Laura Ingalls Wilder, who wrote the “Little House on the Prairie” books, lived a good two decades of her 90 years in a covered wagon going west. Only in late middle age did she become the author of the most successful series for children ever written about the settling of the American frontier. In the stories these books tell, the Ingalls family embodies that extraordinary hunger for pioneering that, through the second half of the nineteenth century, sent a few million men, women, and children out into the prairies and mountains of the mid- and far West to farm, raise cattle, mine for silver, pan for gold. One and all, they went in search of a life free from the restraints of the socialized world, to a place where survival depended on the exercise of one’s own wit and strength and backbreaking labor.

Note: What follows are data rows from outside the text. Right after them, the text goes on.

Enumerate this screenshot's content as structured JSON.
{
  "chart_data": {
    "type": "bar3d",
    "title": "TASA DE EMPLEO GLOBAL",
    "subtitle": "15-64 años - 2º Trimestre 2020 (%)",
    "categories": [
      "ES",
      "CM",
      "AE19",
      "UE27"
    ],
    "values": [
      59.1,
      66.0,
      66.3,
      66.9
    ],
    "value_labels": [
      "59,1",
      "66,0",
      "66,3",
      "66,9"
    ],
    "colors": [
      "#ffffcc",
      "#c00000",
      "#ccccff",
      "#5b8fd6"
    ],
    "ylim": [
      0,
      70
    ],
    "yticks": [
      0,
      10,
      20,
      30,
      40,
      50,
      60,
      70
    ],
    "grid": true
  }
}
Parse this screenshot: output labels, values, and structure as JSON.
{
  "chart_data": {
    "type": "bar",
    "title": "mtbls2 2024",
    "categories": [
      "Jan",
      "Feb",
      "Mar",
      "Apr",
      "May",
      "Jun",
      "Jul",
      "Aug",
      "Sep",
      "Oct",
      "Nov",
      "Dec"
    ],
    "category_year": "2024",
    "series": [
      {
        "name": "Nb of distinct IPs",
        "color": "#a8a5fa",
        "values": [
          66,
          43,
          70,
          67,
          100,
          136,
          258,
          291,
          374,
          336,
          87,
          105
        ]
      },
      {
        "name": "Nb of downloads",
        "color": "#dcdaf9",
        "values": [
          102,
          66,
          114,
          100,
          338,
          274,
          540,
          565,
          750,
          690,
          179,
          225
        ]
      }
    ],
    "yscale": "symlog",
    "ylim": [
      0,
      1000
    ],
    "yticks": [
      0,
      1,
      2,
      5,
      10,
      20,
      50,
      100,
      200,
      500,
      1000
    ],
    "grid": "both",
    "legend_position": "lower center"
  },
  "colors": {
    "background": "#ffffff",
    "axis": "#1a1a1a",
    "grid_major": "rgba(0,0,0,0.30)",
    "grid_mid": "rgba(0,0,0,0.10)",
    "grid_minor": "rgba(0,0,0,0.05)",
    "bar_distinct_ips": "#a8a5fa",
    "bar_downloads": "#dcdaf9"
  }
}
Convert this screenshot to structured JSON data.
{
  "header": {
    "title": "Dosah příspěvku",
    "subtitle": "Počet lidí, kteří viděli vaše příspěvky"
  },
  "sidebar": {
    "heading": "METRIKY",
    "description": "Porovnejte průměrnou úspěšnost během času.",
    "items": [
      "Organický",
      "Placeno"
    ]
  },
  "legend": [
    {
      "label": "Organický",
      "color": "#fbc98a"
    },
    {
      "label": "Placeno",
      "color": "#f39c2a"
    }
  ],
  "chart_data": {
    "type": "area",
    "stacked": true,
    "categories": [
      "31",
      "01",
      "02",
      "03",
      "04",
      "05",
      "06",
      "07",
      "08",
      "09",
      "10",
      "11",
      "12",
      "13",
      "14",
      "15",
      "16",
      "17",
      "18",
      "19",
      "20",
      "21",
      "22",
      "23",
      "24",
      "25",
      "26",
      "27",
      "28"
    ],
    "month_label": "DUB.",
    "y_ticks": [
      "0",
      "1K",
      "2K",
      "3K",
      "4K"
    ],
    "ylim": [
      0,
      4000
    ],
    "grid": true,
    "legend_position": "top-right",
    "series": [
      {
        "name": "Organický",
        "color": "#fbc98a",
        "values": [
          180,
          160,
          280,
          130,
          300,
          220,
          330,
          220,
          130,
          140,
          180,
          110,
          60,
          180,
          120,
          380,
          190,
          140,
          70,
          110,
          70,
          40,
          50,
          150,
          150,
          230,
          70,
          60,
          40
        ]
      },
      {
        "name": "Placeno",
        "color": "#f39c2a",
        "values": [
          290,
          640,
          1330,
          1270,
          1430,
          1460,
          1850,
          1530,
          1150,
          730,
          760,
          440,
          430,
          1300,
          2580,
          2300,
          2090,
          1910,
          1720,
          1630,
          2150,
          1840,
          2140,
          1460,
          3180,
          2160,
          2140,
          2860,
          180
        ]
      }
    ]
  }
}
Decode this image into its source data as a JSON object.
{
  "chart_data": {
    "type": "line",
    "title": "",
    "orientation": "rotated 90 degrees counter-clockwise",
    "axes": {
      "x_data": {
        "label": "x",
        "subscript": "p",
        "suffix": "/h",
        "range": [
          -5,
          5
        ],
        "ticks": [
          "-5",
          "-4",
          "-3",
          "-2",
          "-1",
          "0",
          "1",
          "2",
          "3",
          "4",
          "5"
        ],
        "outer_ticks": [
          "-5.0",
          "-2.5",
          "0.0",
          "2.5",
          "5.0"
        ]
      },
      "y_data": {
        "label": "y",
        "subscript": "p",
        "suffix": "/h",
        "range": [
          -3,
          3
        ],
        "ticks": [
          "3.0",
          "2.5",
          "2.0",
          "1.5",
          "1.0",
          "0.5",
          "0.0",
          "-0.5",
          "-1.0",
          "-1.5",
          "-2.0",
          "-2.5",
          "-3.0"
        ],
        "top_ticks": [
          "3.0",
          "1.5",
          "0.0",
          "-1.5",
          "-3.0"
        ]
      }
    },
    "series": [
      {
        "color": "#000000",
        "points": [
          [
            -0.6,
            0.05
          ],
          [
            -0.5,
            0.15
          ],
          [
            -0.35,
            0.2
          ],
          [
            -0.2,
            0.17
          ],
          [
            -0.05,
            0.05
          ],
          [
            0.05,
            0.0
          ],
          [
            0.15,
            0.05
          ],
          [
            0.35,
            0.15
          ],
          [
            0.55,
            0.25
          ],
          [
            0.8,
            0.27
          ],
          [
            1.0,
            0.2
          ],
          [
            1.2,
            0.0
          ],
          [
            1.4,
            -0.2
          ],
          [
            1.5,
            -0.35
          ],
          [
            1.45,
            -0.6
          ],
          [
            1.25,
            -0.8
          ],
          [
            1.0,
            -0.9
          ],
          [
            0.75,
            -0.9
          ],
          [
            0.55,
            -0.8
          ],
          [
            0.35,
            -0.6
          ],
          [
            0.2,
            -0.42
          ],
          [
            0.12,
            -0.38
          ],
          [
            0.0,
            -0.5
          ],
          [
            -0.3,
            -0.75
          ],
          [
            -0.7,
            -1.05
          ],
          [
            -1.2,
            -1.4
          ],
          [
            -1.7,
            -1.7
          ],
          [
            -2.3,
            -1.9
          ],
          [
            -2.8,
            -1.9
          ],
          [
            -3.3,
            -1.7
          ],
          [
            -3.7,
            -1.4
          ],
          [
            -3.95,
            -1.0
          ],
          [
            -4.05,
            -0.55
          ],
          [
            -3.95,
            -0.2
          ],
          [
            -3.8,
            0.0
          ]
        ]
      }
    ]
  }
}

Ultimately, that same drive to be alone with the wilderness got converted to a founding myth of individualism, out of which emerged an ideology that visualized freedom from government as an equivalent of freedom itself. The descendants of that myth are among us still. If Laura Ingalls Wilder were alive today she would be a member of the Tea Party. She would almost certainly have voted for Donald Trump, many of whose followers yet believe that he will restore to them the dubious glory of the frontier America that Wilder so passionately celebrated in her books.
Caroline Fraser’s Prairie Fires: The American Dreams of Laura Ingalls Wilder is an impressive piece of social history that uses the events of Wilder’s life to track, socially and politically, the development of the American continent and its people. The frontier, by definition, has always been a place just beyond the point where land meets sky. In America that longing to move beyond the horizon, which is common to all cultures, became not only synonymous with an idea of the national character, but a vital ingredient in the American brand of democracy. The historian Frederick Jackson Turner ardently believed, in fact, that “that restless, nervous energy, that dominant individualism” attributed to the frontier was the major influence on American democracy’s development.
What the people in the covered wagons did not grasp was that to a large extent they were pawns in the hands of political and business interests—especially those of the railroads—that needed to see ground broken across the entire continent. The pioneers never understood the hucksterism behind the “go west, young man” rhetoric that urged them to go where none had gone before, with no hard knowledge of what actually lay before them. All the pioneers knew—in their fantasies, that is—was that just over the horizon lay adventure, opportunity, possible wealth, and certain freedom.